45. The text of the Twelve Tables (451–450 B.C.), if preserved in its integrity, would have been invaluable as a record of antique Latin; but it is known to us only in quotations. R. Schoell, whose edition and commentary (Leipzig, 1866) is the most complete, notes the following traces, among others, of an archaic syntax: (1) both the subject and the object of the verb are often left to be understood from the context, e.g. ni it antestamino, igitur, em capito; (2) the imperative is used even for permissions, “si volet, plus dato,” “if he choose, he may give him more”; (3) the subjunctive is apparently never used in conditional,

  1. The inscription was first published by Helbig and Dümmler in Mittheilungen des deutschen archäol. Inst. Rom. ii. 40; since in C.I.L. xiv. 4123 and Conway, Italic Dial. 280, where other references will be found.

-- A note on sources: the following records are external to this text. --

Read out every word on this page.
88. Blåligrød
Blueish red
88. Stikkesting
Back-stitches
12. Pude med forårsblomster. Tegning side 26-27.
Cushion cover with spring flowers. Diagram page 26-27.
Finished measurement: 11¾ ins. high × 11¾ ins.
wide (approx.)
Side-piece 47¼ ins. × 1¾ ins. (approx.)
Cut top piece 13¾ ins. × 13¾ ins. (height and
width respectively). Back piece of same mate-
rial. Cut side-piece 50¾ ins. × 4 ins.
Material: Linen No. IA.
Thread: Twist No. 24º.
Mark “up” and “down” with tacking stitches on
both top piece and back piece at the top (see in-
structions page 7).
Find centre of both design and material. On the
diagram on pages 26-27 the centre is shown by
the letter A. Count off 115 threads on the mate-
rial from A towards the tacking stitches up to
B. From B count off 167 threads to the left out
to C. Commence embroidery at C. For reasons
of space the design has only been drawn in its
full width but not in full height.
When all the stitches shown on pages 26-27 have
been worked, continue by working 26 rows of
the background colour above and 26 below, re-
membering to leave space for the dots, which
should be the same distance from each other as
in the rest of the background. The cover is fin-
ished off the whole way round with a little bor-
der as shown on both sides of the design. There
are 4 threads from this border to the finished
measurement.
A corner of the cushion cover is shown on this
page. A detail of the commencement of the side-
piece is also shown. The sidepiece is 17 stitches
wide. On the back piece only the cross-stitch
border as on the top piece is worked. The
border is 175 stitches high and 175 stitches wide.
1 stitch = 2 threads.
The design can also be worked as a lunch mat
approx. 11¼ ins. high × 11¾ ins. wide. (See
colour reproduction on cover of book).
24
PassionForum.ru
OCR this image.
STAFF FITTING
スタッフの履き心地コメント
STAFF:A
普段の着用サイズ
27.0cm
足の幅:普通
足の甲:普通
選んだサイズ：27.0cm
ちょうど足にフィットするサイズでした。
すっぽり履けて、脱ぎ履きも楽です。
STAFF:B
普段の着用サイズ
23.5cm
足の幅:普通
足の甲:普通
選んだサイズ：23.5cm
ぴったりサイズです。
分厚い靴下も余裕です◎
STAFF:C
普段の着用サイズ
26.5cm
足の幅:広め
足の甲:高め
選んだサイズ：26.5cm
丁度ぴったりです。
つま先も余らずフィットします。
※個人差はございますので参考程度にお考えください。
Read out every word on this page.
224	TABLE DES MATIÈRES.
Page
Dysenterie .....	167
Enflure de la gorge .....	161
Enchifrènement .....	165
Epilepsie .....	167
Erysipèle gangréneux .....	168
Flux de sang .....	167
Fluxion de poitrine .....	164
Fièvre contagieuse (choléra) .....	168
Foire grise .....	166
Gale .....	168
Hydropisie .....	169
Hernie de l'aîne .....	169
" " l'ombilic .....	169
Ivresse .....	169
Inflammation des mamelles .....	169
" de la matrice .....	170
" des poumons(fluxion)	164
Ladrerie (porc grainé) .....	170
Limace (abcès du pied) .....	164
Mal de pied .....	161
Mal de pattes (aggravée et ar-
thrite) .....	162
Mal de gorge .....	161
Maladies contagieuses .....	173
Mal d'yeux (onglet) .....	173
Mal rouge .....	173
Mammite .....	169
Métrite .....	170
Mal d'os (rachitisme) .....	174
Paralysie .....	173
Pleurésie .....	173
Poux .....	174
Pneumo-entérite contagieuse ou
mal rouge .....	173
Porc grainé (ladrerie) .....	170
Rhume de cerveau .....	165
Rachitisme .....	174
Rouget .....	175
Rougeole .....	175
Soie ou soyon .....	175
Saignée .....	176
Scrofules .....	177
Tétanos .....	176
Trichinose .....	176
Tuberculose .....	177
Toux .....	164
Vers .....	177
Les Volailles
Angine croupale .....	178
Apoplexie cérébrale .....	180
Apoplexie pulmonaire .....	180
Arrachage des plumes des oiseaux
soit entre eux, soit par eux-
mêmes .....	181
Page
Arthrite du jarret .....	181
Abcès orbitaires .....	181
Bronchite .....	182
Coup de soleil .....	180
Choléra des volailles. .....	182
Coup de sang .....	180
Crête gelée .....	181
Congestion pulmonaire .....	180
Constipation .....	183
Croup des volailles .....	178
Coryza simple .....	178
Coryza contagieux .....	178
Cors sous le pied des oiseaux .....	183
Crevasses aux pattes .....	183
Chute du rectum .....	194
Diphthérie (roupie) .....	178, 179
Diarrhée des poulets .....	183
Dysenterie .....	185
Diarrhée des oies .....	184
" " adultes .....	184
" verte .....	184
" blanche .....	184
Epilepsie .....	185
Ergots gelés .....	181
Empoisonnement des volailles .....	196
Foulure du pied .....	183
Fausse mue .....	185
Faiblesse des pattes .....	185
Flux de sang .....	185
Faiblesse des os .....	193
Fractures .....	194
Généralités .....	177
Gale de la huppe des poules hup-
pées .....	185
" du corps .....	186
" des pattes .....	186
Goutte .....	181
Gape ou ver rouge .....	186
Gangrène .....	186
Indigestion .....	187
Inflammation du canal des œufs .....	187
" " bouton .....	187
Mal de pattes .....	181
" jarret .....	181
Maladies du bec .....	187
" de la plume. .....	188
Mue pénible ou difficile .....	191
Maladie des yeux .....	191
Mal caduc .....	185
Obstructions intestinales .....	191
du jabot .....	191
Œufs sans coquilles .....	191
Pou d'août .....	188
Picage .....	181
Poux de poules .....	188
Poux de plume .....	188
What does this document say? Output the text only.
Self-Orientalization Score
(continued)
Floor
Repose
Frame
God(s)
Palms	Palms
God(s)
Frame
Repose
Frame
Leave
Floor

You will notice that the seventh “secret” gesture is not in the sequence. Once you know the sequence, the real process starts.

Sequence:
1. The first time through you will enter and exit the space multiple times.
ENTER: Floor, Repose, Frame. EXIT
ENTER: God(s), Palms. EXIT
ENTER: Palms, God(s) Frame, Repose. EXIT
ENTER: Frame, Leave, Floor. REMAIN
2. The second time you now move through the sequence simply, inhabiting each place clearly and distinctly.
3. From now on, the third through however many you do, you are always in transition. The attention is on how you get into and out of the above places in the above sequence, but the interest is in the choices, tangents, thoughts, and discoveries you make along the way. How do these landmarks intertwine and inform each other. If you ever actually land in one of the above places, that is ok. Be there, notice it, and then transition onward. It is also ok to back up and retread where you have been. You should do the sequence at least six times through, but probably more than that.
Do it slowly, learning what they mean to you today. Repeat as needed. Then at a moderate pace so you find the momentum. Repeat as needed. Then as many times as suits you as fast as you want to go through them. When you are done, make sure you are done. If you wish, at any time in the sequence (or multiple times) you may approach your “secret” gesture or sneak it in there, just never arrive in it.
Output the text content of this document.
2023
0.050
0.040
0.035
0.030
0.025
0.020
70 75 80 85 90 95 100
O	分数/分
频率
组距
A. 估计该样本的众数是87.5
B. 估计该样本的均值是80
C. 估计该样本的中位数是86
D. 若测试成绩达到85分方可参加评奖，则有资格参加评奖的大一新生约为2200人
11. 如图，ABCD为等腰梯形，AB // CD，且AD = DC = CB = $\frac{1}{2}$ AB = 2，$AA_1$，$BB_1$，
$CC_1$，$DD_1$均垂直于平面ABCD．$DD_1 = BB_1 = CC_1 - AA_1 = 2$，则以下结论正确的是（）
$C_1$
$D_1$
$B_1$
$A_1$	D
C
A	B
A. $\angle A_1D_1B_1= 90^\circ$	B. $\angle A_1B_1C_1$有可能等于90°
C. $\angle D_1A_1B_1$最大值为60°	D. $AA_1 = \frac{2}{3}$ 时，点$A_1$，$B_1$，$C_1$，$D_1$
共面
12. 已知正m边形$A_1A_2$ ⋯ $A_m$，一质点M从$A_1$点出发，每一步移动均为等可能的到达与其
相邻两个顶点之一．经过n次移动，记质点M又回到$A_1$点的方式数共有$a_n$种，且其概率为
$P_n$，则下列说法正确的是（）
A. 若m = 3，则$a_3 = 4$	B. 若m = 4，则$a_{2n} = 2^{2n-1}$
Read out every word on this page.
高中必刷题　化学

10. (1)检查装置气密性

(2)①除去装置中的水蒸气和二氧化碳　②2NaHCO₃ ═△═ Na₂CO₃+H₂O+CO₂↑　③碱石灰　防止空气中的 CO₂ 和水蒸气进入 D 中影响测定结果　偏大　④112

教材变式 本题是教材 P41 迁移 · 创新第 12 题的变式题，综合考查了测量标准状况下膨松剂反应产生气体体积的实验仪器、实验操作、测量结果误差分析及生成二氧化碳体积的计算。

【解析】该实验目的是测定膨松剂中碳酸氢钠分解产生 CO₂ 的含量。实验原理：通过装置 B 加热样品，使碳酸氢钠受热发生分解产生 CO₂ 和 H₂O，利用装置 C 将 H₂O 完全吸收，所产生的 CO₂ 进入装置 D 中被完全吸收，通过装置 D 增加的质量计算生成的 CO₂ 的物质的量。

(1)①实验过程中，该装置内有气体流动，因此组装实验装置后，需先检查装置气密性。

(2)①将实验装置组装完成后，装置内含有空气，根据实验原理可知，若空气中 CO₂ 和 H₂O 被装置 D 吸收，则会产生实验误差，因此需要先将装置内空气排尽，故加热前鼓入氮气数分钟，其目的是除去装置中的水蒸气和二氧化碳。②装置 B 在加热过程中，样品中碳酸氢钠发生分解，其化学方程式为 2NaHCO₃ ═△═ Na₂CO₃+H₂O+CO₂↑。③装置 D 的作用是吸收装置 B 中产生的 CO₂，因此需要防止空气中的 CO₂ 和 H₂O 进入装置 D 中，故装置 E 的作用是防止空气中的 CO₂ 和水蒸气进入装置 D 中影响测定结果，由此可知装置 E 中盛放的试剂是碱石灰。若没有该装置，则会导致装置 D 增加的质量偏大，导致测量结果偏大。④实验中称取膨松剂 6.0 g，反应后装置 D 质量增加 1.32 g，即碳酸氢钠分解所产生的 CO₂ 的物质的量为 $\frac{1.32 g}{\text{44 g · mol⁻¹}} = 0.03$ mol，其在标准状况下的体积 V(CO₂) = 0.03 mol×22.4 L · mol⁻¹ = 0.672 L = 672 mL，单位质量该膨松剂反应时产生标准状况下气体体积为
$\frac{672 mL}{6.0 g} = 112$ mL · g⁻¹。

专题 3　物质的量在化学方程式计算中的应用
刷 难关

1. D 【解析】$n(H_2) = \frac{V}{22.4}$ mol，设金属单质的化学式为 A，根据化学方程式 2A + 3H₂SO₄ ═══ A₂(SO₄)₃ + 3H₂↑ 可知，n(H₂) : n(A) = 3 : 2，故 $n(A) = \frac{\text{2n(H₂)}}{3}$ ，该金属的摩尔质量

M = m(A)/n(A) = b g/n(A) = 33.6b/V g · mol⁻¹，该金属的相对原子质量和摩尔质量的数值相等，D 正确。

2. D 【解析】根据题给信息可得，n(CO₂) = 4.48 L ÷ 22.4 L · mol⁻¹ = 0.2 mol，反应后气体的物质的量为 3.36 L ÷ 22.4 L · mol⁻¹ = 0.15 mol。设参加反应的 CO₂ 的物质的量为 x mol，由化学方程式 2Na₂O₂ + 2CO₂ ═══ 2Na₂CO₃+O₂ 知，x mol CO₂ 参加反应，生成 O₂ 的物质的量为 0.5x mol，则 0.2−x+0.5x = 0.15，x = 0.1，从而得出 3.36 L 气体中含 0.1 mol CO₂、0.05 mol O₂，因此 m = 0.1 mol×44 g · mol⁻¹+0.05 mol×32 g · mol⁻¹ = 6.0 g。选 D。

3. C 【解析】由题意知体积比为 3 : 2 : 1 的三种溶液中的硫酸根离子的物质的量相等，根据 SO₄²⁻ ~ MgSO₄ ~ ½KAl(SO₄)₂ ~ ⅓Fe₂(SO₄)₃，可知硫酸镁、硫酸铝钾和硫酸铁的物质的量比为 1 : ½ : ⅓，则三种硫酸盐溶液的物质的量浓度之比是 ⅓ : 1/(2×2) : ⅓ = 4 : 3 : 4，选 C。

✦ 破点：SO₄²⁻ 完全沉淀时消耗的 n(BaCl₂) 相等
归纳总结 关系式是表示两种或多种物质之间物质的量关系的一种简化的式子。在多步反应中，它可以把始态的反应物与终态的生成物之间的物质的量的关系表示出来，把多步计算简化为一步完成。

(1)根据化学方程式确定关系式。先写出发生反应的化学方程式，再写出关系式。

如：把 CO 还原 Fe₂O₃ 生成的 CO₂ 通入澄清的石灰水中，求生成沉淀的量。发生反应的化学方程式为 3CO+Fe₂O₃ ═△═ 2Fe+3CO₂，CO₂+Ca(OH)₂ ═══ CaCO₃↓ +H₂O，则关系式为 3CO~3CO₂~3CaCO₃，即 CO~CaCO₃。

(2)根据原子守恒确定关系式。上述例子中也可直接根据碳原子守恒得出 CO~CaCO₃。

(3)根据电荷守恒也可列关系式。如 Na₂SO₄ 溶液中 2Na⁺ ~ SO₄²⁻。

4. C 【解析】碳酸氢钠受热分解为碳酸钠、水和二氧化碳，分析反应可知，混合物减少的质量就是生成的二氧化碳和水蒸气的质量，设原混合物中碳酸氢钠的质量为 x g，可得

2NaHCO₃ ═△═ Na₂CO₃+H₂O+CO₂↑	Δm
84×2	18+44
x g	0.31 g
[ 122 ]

  2. This inscription was first published by Dressel, Annali dell’ Inst. Archeol. Romano (1880), p. 158, and since then by a multitude of commentators. The view of the inscription as a curse, translating a Greek cursing-formula, which has been generally adopted, was first put forward by R. S. Conway in the American Journal of Philology, x. (1889), 453; see further his commentary Italic Dialects, p. 329, and since then G. Hempl, Trans. Amer. Philol. Assoc. xxxiii. (1902), 150, whose interpretation of iouesat = iurat and Opetoi Tesiai has been here adopted, and who gives other references.
  3. The most important writings upon it are those of Domenico Comparetti, Iscriz. arcaica del Foro Romano (Florence-Rome, 1900); Hülsen, Berl. philolog. Wochenschrift (1899), No. 40; and Thurneysen, Rheinisches Museum (Neue Folge), iii. 2. Prof. G. Tropea gives a Cronaca della discussione in a series of very useful articles in the Rivista di storia antica (Messina, 1900 and 1901). Skutsch’s article already cited puts the trustworthy results in an exceedingly brief compass.